Der im Juli 1921 geborene Franzose Edgar Morin gilt nach Angaben seines Verlegers als «einer der grössten Denker unserer Epoche». Jetzt hat er einen «Friedensplan» für die Ukraine vorgelegt – eine bedenkenswerte Gedankenübung, die einigen Wirbel verursachte und zur Zeit wohl chancenlos ist.
Morin, Philosoph und Soziologe, entstammt einer sephardisch-jüdischen Familie aus Thessaloniki. Er selbst bezeichnet sich als überzeugten Atheisten. Während des Zweiten Weltkrieges war er aktiv für die französische Résistance tätig. Damals trat er auch der Kommunistischen Partei bei, mit der er sich aber schnell überwarf.

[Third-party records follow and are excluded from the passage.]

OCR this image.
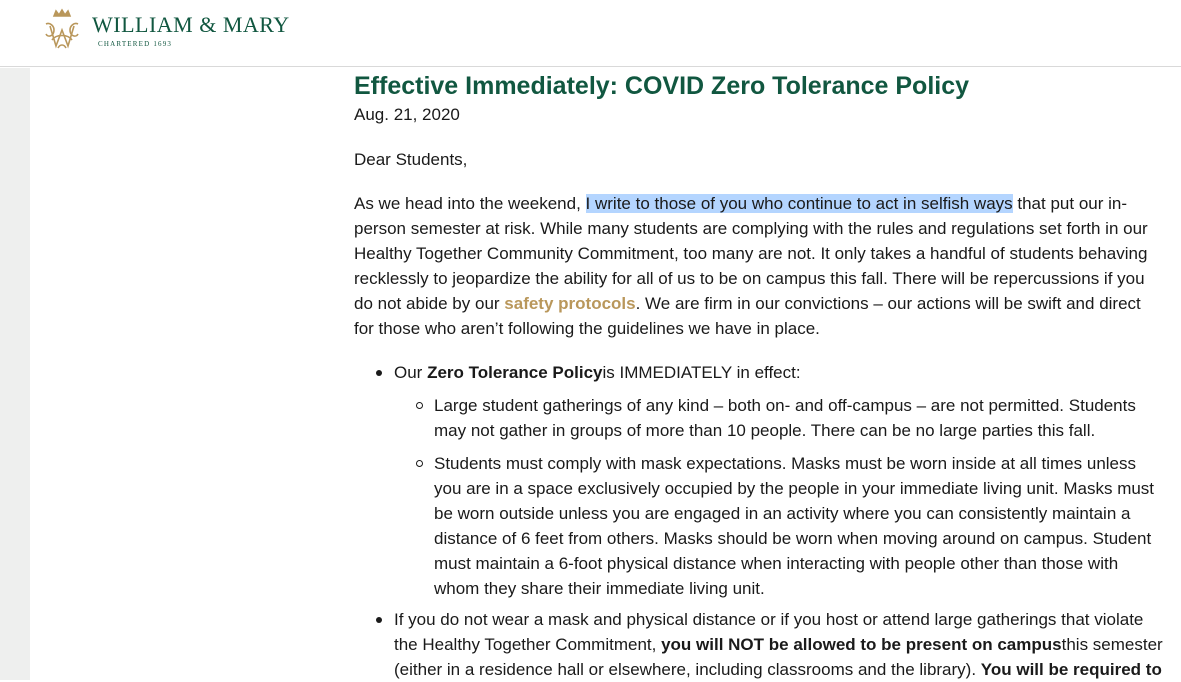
WILLIAM & MARY
CHARTERED 1693
Effective Immediately: COVID Zero Tolerance Policy
Aug. 21, 2020

Dear Students,

As we head into the weekend, I write to those of you who continue to act in selfish ways that put our in-person semester at risk. While many students are complying with the rules and regulations set forth in our Healthy Together Community Commitment, too many are not. It only takes a handful of students behaving recklessly to jeopardize the ability for all of us to be on campus this fall. There will be repercussions if you do not abide by our safety protocols. We are firm in our convictions – our actions will be swift and direct for those who aren’t following the guidelines we have in place.

Our Zero Tolerance Policyis IMMEDIATELY in effect:
Large student gatherings of any kind – both on- and off-campus – are not permitted. Students may not gather in groups of more than 10 people. There can be no large parties this fall.
Students must comply with mask expectations. Masks must be worn inside at all times unless you are in a space exclusively occupied by the people in your immediate living unit. Masks must be worn outside unless you are engaged in an activity where you can consistently maintain a distance of 6 feet from others. Masks should be worn when moving around on campus. Student must maintain a 6-foot physical distance when interacting with people other than those with whom they share their immediate living unit.
If you do not wear a mask and physical distance or if you host or attend large gatherings that violate the Healthy Together Commitment, you will NOT be allowed to be present on campusthis semester (either in a residence hall or elsewhere, including classrooms and the library). You will be required to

Morin gilt in Frankreich als brillanter Intellektueller und war häufig Gast in Fernsehsendungen und philosophischen Zirkeln. Zu seinem hundertsten Geburtstag wurde er im Élysée von Präsident Macron empfangen.
«Explosive Situation»
Jetzt hat der mit Preisen überhäufte Denker (er erhielt sogar das Grosskreuz der Ehrenlegion) ein genau hundert Seiten dickes Bändchen vorgelegt. Darin macht er sich Gedanken zu einer Lösung des Ukraine-Krieges.
Schon 2014, nach der Eroberung der Krim durch Russland und der Besetzung des Donbass durch pro-russische Partisanen, hatte Morin in einem Artikel eine «explosive Situation» und eine «Katastrophe» prophezeit. Er sollte recht behalten.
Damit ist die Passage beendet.